Certainly, these four studies are predicated on an assumption of a “pathway to statehood” emerging from the ashes of the war on Gaza, as promised by the international community early on in this long trek, and to which it is still committed. That, in turn, assumes an Israeli partner willing to engage in a process of enabling Palestinian self-determination and sovereign statehood, a prospect that today, 30 years after Oslo, appears more distant than ever. The studies were prepared in the course of 2024 by a versatile team of Palestinian economists. Still, MAS, following closely the genocidal war, withheld publication until a moment when their political pertinence may be as evident and urgent to policymakers as the subject appeared to the authors to be, even while writing above an unknown future during the darkest moment of the genocide.

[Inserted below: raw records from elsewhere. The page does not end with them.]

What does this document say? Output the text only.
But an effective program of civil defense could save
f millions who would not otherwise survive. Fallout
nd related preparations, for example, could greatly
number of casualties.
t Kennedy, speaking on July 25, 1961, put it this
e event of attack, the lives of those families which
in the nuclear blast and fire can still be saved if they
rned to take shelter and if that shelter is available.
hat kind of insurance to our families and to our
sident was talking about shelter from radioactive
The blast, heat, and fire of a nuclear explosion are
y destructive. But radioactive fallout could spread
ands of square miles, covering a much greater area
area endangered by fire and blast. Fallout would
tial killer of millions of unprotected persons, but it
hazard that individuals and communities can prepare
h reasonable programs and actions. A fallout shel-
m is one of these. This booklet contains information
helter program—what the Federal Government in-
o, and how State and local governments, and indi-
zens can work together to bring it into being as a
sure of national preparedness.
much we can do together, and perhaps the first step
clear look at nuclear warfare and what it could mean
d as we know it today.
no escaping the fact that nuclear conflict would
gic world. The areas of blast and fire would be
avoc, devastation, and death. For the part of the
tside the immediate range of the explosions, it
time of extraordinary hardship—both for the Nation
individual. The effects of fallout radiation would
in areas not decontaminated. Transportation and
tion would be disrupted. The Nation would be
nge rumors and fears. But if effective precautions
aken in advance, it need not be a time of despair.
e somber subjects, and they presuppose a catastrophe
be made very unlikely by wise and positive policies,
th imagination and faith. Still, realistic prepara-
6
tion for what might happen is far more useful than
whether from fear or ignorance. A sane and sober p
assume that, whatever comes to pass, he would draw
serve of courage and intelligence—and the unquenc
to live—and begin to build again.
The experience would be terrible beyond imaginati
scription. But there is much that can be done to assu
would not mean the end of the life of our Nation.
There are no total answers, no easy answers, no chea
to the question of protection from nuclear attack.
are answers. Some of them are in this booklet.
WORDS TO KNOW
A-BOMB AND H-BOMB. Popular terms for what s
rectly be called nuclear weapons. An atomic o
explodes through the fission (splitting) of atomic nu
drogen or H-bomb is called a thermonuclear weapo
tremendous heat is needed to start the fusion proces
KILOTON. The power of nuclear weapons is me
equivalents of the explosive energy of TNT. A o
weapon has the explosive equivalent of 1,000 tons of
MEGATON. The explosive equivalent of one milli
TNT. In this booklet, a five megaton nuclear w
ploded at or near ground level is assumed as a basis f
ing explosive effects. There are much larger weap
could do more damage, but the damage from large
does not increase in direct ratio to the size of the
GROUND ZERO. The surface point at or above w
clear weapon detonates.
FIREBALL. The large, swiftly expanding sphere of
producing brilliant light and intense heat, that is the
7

The four studies are intrinsically linked by a logical sequence premised on the ultimate goal of establishing a Palestinian state in all of the Palestinian territories occupied since 1967, not in part of the land, nor in a way that separates the Gaza Strip, governance or economy-wise, from the rest of the State of Palestine. They also confirm that designing Palestine’s optimal economic relations with Israel, in their permanent shape, requires beginning with a 2-3 year “state inception phase” that brings partners back to some form of normal economic relations (Volume I). This would lead to an economic permanent status agreement that guarantees core Palestinian sovereign economic rights and the optimal economic relation with Israel, benefiting from previous experiences and numerous “day-after” economic plans since 1947 (Volume II). These are followed by a comprehensive investigation of the economic (theoretical and empirical) underpinnings and political governance of the monumental task of reunifying the fragmented Palestinian national economy (Volume III), and finally a study on principles, modalities, and comparative experiences in post-war reconstruction (Volume IV).